Selon le quotidien, le pays s'appuie sur un "formidable tissu de PME" qui réalise un chiffre d'affaires de 50 millions d'euros maximum et à qui on doit les 154 milliards d'euros d'excédents commerciaux en 2010.
6,5 millions de travailleurs pauvres
Pour autant, la gauche est plus circonspecte. Arnaud Montebourg a estimé mercredi qu'"il y a un anti-modèle allemand", marqué par "un taux de croissance inférieur sur dix ans à celui de la France et de la zone euro", par "cinq millions de mini-jobs payés 400 € par mois", par des "excédents" qui résultent de "pratiques de désinflation compétitive".
Le député PS de Saône-et-Loire se base sur l'Organisation internationale du travail (OIT), qui a publié mardi son rapport sur les perspectives de l'emploi en 2012.
Selon l'OIT, "au niveau européen, [le modèle allemand] crée les conditions d'une dépression économique prolongée", a rapporté le Huffington Post lundi. L'organisation souligne que 6,5 millions de personnes sont des travailleurs pauvres, soit 23 % de la population active. Un emploi allemand sur dix est un "mini-job", sans cotisations ni couvertures sociales, avec un salaire à moins de 400 euros par mois.
L'Allemagne fait cavalier seul ?
Qu'à cela ne tienne ! Pour Nicolas Sarkozy, l'Allemagne est "le seul pays d'Europe qui, non seulement a gardé ses emplois industriels mais les a développés", alors que "depuis 10 ans, la France a perdu 500 000 emplois industriels".
"La France se vide de son sang industriel, il faut arrêter ça", a-t-il affirmé, évoquant encore l'exemple allemand.

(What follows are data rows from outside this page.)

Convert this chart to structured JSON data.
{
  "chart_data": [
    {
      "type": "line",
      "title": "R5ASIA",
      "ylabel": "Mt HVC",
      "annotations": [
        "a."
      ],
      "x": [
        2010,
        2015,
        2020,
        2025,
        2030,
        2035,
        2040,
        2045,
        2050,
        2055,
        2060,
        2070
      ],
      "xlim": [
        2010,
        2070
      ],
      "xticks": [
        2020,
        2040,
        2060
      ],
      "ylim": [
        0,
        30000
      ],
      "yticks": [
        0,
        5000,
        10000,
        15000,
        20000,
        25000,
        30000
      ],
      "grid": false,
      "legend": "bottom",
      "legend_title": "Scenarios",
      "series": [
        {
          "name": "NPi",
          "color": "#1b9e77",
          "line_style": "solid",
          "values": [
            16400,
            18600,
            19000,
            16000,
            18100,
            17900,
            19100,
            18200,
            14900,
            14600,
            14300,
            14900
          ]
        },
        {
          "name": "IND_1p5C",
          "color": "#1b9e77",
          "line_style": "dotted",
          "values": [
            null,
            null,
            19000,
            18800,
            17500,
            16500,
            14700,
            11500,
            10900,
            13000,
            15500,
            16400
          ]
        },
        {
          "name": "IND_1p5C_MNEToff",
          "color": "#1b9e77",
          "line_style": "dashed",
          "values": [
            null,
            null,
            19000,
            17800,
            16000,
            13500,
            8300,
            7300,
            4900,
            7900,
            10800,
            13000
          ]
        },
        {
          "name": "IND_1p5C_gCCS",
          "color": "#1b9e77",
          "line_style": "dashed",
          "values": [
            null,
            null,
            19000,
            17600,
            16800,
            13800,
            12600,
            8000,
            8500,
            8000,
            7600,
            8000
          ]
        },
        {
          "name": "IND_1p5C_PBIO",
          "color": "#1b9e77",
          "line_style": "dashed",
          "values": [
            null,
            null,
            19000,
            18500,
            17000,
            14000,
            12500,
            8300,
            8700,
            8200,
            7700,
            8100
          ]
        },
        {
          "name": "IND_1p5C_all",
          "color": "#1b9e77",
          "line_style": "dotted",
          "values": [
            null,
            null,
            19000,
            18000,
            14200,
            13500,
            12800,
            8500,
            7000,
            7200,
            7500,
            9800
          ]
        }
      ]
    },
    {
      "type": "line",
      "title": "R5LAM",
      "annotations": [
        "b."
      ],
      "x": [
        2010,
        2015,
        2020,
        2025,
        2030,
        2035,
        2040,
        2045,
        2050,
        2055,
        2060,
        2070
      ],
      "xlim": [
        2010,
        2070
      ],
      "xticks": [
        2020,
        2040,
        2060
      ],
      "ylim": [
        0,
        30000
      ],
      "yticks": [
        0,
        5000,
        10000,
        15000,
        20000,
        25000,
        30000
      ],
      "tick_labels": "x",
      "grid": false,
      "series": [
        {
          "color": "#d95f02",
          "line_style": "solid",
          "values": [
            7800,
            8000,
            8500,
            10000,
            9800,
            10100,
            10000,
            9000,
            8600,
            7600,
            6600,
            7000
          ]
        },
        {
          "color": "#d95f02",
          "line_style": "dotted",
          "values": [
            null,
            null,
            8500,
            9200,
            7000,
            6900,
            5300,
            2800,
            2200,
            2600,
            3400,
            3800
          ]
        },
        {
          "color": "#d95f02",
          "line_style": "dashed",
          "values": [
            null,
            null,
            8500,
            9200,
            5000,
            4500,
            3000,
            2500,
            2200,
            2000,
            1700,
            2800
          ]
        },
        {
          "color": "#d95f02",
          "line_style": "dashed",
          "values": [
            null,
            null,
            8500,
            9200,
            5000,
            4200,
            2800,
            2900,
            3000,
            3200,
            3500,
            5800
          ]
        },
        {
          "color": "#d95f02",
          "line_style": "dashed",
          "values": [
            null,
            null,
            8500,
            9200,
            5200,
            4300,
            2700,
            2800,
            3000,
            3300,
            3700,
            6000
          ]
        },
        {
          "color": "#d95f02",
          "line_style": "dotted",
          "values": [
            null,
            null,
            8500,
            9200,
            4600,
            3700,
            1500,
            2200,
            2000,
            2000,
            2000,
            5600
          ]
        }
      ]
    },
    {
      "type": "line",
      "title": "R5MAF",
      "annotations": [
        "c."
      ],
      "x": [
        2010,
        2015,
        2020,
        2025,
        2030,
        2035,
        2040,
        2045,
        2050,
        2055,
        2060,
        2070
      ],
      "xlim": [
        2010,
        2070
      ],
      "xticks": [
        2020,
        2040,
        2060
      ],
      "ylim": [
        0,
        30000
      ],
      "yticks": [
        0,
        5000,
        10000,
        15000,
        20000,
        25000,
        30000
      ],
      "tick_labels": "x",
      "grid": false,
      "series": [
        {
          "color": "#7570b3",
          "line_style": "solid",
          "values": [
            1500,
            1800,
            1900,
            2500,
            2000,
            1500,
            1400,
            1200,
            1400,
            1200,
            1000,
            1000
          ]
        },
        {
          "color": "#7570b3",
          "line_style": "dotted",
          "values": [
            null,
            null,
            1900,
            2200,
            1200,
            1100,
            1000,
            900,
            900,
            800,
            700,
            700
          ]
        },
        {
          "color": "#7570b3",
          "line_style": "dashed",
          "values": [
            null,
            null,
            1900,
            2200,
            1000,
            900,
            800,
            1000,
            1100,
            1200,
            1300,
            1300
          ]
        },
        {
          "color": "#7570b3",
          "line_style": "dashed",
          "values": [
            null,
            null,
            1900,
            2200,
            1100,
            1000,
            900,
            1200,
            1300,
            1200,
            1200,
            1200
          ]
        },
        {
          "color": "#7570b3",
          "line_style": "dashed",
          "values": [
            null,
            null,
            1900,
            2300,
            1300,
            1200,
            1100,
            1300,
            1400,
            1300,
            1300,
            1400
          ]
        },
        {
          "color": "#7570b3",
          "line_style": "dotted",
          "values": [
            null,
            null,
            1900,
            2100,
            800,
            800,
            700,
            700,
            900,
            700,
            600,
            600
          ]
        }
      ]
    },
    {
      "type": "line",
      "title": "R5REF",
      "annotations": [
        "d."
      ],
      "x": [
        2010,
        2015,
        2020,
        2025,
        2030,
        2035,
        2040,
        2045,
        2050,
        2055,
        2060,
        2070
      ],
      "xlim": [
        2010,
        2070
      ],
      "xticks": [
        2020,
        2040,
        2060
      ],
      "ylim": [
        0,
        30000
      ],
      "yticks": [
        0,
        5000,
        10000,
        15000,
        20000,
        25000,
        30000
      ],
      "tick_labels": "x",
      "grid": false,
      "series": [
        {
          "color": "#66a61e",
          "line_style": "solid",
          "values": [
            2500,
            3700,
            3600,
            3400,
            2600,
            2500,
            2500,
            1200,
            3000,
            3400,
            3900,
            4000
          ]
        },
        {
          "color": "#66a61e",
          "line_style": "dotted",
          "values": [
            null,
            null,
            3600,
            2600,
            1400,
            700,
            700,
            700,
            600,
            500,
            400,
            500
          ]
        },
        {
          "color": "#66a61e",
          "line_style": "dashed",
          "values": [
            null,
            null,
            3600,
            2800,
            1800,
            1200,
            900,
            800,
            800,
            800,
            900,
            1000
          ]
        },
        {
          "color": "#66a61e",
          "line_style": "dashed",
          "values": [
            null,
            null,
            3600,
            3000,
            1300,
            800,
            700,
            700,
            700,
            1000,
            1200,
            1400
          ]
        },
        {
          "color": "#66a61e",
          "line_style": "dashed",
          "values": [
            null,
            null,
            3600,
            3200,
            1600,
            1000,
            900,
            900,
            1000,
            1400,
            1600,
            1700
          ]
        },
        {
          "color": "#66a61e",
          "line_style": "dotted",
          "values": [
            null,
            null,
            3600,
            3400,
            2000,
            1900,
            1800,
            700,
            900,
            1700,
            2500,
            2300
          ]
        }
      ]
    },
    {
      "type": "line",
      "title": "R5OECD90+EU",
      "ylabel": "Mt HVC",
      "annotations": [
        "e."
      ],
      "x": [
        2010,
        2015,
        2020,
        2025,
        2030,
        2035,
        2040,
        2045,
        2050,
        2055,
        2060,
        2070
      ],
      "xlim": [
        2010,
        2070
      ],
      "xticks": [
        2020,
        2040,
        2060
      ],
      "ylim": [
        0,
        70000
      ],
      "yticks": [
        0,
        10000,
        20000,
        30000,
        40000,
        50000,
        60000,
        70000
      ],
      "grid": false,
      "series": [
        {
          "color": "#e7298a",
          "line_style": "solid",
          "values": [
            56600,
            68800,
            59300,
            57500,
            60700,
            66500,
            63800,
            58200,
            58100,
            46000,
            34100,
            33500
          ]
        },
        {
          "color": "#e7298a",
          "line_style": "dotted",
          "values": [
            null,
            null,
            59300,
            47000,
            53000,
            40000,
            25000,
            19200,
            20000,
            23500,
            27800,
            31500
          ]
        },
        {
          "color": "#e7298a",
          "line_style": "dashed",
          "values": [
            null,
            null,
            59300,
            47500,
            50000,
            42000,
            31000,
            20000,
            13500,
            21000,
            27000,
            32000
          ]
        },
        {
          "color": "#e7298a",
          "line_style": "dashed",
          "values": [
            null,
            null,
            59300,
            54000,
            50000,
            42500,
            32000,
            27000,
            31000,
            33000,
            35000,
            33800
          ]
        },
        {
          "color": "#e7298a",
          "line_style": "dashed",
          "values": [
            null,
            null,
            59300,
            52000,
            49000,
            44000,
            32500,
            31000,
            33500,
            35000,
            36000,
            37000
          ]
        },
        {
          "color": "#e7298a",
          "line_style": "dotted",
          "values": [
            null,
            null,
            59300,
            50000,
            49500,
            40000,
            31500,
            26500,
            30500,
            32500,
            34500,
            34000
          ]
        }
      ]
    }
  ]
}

Pourtant, selon le rapport de l'OIT, la compétitivité accrue de l'Allemagne aurait contribué à aggraver la crise économique européenne. Le Fonds Capec va plus loin. D'après ce groupe d'études qui a publié un rapport sur le modèle allemand en avril 2011, suivre la stratégie germanique aboutirait à terme à une "aggravation de la désindustrialisation".
Contacté par France TV 2012, l'auteur de ce rapport, Jean-Luc Schaffhauser, a dénoncé avec force le "mythe" d'une Allemagne "compétitive". "C'est faux !", s'exclame-t-il. Selon lui, la politique de rigueur menée par l'Allemagne "ne produit des effets bénéfiques que dans la mesure où, à l'instar de la France, les principaux partenaires commerciaux de l'Allemagne n'adoptent pas la même politique de rigueur".
"Les excédents des uns sont les déficits des autres", souligne le chercheur, ajoutant que "l'Allemagne est déficitaire vis-à-vis de la Chine". Suivre ce modèle conduirait la France à se lancer dans une "politique récessive qui détruirait la demande" intérieure, alors que celle-ci constitue plus de la moitié de son marché.
L'auteur dénonce le succès commercial de l'Allemagne qui, selon lui, ne joue pas le jeu d'une politique coopérative européenne et bénéficie ainsi des mauvais résultats commerciaux des autres pays européens.